4096-bit RSA key, ID C9AEA6AE, created 2016-12-13 (main key ID 7826F053)
Using SIGUSR1
instead of SIGTERM
Again, this works as expected - gpg
exits cleanly. I expect because cat
quits on SIGUSR1
, while gpg
ignores it.
$ timeout -sUSR1 1 cat /dev/urandom | gpg -er [email protected] > ./myfile.gpg
$ gpg -qd < ./myfile.gpg > /dev/null
You need a passphrase to unlock the secret key for
user: "Attie Grande <[email protected]>"
4096-bit RSA key, ID C9AEA6AE, created 2016-12-13 (main key ID 7826F053)
Using process substitution
Again, this works - though I hadn't expected it to.
$ gpg -er [email protected] > ./myfile.gpg < <( timeout 1 cat /dev/urandom )
$ gpg -qd < ./myfile.gpg > /dev/null
You need a passphrase to unlock the secret key for
user: "Attie Grande <[email protected]>"
4096-bit RSA key, ID C9AEA6AE, created 2016-12-13 (main key ID 7826F053)
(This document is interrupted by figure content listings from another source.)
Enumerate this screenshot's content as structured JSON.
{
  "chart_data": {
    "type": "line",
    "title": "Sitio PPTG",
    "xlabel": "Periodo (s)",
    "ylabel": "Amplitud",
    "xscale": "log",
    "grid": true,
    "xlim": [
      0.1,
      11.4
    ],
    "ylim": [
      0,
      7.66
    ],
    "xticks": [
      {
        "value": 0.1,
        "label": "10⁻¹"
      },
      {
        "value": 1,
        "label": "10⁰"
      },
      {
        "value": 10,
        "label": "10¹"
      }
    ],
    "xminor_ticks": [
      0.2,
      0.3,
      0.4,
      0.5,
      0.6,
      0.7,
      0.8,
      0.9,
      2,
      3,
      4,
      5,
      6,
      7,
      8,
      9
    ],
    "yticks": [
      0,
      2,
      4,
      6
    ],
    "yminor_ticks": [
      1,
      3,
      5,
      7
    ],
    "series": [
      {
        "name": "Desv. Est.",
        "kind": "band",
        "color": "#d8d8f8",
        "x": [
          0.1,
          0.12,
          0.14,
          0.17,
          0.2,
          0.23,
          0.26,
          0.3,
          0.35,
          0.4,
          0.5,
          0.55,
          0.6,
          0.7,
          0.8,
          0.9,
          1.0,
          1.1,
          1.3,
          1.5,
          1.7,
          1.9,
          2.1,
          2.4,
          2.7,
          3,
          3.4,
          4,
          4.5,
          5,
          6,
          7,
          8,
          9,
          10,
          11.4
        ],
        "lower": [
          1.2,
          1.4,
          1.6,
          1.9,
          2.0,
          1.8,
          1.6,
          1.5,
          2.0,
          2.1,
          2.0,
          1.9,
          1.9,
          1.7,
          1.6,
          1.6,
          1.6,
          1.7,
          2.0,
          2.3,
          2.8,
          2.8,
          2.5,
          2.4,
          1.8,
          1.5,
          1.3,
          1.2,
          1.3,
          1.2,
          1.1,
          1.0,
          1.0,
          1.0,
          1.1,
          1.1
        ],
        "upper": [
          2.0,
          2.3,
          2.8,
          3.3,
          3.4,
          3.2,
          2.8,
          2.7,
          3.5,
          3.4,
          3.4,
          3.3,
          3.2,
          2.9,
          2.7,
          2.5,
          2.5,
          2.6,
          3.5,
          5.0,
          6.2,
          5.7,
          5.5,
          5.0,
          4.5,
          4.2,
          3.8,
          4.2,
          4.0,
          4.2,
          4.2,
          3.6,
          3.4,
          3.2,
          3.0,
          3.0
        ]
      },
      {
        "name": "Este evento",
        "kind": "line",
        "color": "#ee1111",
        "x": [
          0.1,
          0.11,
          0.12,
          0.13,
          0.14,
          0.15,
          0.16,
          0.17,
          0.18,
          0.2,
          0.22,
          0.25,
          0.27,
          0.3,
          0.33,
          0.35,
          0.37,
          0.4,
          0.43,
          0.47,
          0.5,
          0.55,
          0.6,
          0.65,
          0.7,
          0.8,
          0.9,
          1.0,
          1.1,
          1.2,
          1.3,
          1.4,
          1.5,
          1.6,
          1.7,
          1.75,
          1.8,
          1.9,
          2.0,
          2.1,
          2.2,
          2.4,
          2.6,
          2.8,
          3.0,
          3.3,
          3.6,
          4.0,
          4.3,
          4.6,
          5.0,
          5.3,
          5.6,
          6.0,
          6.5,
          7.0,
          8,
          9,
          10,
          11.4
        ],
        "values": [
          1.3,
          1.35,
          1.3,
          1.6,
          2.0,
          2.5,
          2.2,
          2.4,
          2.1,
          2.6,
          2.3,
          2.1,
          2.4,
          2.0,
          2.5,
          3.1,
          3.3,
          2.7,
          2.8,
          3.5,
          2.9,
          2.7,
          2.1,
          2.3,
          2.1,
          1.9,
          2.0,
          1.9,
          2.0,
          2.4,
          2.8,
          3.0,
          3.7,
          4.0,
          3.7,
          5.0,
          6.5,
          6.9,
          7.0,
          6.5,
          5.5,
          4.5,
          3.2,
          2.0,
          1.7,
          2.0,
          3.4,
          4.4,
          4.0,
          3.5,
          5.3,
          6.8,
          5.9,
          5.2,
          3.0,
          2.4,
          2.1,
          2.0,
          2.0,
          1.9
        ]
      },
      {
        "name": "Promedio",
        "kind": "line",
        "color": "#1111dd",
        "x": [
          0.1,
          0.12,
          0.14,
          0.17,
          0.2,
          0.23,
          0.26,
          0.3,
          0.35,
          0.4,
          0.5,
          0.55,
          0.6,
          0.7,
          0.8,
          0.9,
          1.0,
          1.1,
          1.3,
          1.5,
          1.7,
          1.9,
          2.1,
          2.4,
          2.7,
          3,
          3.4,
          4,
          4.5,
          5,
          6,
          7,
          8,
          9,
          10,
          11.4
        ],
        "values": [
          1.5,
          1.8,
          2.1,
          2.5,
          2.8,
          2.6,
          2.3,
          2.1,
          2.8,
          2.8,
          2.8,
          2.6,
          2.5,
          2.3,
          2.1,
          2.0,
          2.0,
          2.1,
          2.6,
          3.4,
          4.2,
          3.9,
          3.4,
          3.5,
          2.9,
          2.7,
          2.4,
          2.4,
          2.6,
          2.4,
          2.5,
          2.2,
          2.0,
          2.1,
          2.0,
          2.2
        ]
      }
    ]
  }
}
I can only presume that the signal of the first element in the pipeline is propagated through to the rest of the elements in the pipeline (even separating them with timeout cat | cat | gpg
fails).
I've had a look for documentation, and had a play with set -e
, set -o pipefail
but they didn't act as I was expecting.
- What is actually going on?
- What are the semantics?
- Do we have any control over this?
- Is there a better way than moving the signal-generating-process form the front of the pipeline?